10-mm kidney-shaped balloon dilator
8-mm robotic port with the Hasson cone attachment
GelPOINT Mini (Applied Medical)—for an obese patient
AirSeal (CONMED) 120 mm; 150 mm may be needed for an obese patient
Indocyanine green (ICG)
As the balloon inflates, the paranephric fat will peel away, revealing the psoas, the gonadal vessels and ureter along the floor, and the edge of the peritoneum with the transversus abdominis muscle along the roof of the space. Keeping orientation with the psoas muscle horizontal as the floor is key during the entire operation because this is the most prominent and identifiable landmark. The other key landmark is the posterior layer of the Gerota fascia, which will be pushed off the psoas muscle by the balloon dilator. After the balloon has been fully inflated, it is removed, and a camera port is inserted into the retroperitoneum. In most patients an 8-mm robotic port with the Hasson cone attachment is used as the initial access port and insufflation is performed to 15 mm Hg to create a working space. In an obese patient, we routinely use the GelPOINT Mini (Applied Medical) as our initial access port and the 8-mm robotic port is placed directly though the gel cap of the device ( Fig. 20.3 ).
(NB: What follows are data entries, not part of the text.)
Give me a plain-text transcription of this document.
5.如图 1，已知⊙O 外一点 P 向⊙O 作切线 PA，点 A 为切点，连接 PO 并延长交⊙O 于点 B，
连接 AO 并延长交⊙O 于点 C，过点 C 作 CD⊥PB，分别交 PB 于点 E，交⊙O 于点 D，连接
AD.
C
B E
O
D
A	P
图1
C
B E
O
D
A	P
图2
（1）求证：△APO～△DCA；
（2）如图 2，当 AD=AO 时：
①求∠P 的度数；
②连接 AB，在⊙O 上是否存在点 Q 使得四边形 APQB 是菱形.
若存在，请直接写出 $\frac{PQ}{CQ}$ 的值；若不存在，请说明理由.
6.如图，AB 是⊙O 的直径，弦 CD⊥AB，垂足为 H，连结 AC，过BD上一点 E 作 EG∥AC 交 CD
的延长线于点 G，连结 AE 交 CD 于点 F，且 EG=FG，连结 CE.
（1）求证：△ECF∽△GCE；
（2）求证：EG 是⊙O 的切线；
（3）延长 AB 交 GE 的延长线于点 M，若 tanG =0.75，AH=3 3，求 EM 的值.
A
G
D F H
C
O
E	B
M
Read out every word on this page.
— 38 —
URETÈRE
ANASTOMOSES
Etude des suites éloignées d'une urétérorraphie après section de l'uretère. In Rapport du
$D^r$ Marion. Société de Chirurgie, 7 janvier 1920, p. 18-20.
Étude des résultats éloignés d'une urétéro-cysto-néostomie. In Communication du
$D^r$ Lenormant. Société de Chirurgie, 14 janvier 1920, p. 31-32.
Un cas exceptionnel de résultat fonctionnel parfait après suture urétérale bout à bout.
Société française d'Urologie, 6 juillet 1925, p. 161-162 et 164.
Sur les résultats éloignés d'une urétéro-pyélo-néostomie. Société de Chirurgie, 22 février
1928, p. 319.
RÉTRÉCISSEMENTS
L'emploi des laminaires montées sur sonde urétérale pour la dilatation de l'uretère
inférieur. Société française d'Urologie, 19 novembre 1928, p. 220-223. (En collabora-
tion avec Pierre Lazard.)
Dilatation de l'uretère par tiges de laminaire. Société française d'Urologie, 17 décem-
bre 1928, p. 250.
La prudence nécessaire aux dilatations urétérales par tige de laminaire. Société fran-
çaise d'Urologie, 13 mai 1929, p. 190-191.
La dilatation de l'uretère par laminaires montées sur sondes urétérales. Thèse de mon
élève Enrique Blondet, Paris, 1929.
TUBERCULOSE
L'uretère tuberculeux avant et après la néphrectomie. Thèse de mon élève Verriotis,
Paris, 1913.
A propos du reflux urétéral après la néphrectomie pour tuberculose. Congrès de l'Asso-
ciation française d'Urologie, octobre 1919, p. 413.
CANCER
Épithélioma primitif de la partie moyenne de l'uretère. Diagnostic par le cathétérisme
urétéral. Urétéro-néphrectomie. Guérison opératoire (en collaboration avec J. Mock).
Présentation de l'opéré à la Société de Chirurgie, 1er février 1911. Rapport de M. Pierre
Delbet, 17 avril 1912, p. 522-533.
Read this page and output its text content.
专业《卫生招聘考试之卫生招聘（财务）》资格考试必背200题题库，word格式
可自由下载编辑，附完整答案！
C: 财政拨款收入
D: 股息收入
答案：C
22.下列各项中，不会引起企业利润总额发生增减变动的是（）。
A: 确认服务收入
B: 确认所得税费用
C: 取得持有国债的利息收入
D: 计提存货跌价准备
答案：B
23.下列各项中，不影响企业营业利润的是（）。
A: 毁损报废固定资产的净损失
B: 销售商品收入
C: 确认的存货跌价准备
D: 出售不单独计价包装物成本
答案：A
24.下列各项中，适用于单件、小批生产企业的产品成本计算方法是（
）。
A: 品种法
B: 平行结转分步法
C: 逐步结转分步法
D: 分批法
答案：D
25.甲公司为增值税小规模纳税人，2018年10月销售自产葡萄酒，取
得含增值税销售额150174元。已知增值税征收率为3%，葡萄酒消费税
The GelPOINT Mini can assist by decreasing the width of the abdominal wall, which creates more space and allows a greater range of motion of the camera point. In addition, the smaller footprint of the GelPOINT Mini allows the other robotic ports to be placed without having to change the port configuration. It may be necessary to wrap Vaseline gauze around the GelPOINT if gas is leaking around the edges.